Our ears analyze sound with kind of wavelets so they may detect those discontinuities before and after impulsive sounds. With windowed filter design however you can choose a window that smoothly starts from and ends at value 0, avoiding creating such discontinuities.
Doing division (inverse of the amplitude) is a bit dangerous, because if you divide something by a number close to zero you get a huge value. Discrete Fourier transform results often contain values close to zero. If you have a long audio file then you can split the audio into shorter pieces with say 50 % overlap, multiply each with a window function, and calculate the mean squared magnitude of their discrete Fourier transforms (discarding phase). The square root of this is the root mean square spectral power, which is unlikely to be zero anywhere. Do this for both the speaker and raw audio and bin-wise divide the root-mean-square spectral power of the latter by the first. Still, you may get very large values if the speaker is unable to reproduce very low or very high frequencies. You can set a (soft) limit to how much correction you do at most, and you can even softly ramp the correction to nothing at frequencies you know the speaker simply cannot reproduce. Assuming zero phase for all bins, you can directly inverse discrete Fourier transform the division result to get an unwindowed zero-phase impulse response.
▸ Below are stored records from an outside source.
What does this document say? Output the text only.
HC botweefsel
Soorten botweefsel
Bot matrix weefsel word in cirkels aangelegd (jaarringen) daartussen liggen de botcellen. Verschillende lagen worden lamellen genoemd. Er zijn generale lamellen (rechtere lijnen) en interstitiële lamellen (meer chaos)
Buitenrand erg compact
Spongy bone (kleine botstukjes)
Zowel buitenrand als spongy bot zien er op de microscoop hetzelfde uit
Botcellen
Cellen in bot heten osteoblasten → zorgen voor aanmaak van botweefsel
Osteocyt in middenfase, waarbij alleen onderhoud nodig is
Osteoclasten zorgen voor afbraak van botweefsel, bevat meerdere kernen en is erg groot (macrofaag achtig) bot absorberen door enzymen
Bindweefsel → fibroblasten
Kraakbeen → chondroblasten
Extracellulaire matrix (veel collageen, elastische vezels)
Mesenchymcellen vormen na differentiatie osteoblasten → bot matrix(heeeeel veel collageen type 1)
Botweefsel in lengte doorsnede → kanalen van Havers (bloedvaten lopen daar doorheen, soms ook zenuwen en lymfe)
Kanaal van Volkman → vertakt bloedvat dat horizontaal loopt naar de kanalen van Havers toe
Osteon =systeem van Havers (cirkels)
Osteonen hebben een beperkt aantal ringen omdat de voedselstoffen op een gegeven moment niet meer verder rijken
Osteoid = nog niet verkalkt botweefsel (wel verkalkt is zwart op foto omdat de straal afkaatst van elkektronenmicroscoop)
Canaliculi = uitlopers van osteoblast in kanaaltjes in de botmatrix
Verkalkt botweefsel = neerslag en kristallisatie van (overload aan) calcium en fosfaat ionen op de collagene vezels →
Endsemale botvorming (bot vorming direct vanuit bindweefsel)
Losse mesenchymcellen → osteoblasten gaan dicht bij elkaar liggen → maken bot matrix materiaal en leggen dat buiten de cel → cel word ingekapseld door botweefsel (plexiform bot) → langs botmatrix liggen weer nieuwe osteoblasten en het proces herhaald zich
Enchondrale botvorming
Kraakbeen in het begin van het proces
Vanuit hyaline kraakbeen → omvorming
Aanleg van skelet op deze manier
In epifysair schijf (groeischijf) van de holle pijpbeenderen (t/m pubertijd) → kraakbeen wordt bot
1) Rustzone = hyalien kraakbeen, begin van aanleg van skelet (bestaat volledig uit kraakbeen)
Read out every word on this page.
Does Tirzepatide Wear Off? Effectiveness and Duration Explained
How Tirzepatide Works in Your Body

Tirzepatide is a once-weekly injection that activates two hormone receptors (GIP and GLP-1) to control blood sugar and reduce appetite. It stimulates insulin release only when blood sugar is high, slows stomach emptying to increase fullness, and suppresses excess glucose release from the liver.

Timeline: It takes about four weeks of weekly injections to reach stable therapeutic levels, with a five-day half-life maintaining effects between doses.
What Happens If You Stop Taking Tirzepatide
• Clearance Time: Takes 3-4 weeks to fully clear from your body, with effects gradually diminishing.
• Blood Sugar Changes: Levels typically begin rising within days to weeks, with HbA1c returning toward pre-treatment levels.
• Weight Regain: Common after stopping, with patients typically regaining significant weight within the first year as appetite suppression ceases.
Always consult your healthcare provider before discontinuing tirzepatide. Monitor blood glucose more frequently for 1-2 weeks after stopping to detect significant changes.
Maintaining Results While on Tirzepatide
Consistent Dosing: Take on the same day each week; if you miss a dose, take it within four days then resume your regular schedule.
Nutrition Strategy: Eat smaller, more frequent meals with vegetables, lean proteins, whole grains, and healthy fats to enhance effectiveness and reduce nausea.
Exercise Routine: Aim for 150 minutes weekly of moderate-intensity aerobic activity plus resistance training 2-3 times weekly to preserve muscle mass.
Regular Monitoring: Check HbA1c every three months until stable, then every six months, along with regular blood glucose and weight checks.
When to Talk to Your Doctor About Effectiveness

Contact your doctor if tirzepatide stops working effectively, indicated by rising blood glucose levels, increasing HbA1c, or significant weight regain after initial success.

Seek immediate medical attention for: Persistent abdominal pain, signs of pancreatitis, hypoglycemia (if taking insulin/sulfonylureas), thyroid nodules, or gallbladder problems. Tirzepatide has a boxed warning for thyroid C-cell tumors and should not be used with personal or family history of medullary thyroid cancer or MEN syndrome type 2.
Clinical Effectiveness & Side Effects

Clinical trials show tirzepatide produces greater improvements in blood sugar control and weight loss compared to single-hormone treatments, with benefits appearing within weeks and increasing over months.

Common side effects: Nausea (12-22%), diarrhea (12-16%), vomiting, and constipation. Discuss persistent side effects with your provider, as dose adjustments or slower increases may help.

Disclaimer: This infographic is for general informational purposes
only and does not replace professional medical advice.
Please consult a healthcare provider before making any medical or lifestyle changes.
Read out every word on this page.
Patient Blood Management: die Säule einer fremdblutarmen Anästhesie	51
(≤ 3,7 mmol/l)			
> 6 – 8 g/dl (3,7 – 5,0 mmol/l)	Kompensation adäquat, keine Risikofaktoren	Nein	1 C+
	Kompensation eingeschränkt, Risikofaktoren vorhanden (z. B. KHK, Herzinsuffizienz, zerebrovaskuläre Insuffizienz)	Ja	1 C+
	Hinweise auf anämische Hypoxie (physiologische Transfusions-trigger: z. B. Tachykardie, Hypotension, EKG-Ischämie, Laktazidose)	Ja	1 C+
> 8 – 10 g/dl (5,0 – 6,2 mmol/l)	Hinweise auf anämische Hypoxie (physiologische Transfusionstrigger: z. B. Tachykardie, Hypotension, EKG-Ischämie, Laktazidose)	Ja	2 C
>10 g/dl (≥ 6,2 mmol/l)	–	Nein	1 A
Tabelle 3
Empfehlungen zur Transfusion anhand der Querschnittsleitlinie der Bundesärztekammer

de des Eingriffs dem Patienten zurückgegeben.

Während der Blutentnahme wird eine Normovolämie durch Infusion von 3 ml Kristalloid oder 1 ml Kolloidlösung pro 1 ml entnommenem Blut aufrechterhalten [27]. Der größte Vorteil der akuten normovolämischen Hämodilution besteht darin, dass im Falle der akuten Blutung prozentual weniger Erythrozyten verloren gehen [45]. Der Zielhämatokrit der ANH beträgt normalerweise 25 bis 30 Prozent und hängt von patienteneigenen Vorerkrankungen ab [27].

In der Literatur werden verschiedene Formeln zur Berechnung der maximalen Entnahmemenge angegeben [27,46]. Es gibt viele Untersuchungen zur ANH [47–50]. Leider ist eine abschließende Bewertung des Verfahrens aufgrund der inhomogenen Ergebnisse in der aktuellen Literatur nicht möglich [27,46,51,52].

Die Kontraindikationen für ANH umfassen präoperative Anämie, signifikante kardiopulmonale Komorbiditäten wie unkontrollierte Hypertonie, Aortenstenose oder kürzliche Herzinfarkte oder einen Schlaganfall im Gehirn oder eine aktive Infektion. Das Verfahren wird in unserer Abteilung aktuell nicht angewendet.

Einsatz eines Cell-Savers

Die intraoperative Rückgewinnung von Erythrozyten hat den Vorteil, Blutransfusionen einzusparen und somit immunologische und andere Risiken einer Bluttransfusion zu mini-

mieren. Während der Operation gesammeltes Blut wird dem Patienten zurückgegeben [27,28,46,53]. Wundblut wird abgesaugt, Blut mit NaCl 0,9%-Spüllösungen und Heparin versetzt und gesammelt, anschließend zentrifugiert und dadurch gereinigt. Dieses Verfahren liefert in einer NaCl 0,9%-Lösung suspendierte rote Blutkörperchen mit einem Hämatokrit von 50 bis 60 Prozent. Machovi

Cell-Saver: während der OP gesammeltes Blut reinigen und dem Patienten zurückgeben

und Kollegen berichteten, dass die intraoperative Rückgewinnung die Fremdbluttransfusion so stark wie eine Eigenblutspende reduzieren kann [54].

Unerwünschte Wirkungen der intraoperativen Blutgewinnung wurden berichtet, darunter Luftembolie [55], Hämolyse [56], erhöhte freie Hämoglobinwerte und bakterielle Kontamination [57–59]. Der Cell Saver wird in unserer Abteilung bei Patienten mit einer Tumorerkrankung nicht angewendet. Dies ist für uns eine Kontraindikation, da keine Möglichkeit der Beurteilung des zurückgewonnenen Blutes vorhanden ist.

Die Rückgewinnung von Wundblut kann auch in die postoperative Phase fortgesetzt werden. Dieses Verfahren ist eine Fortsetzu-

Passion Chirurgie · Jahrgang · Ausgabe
You would then multiply the unwindowed impulse response with a window function which can be much shorter than the transform result, giving you a practical, short filter impulse response.
One more trick is to convert the filter to its minimum-phase counterpart, which will completely eliminate pre-ringing (taking place before the main peak in the impulse response). There are specialized methods for doing this that preserve the magnitude frequency response. I would not worry about post-ringing because real-world acoustics will give you plenty of post-ringing and echos anyhow and we are used to masking them.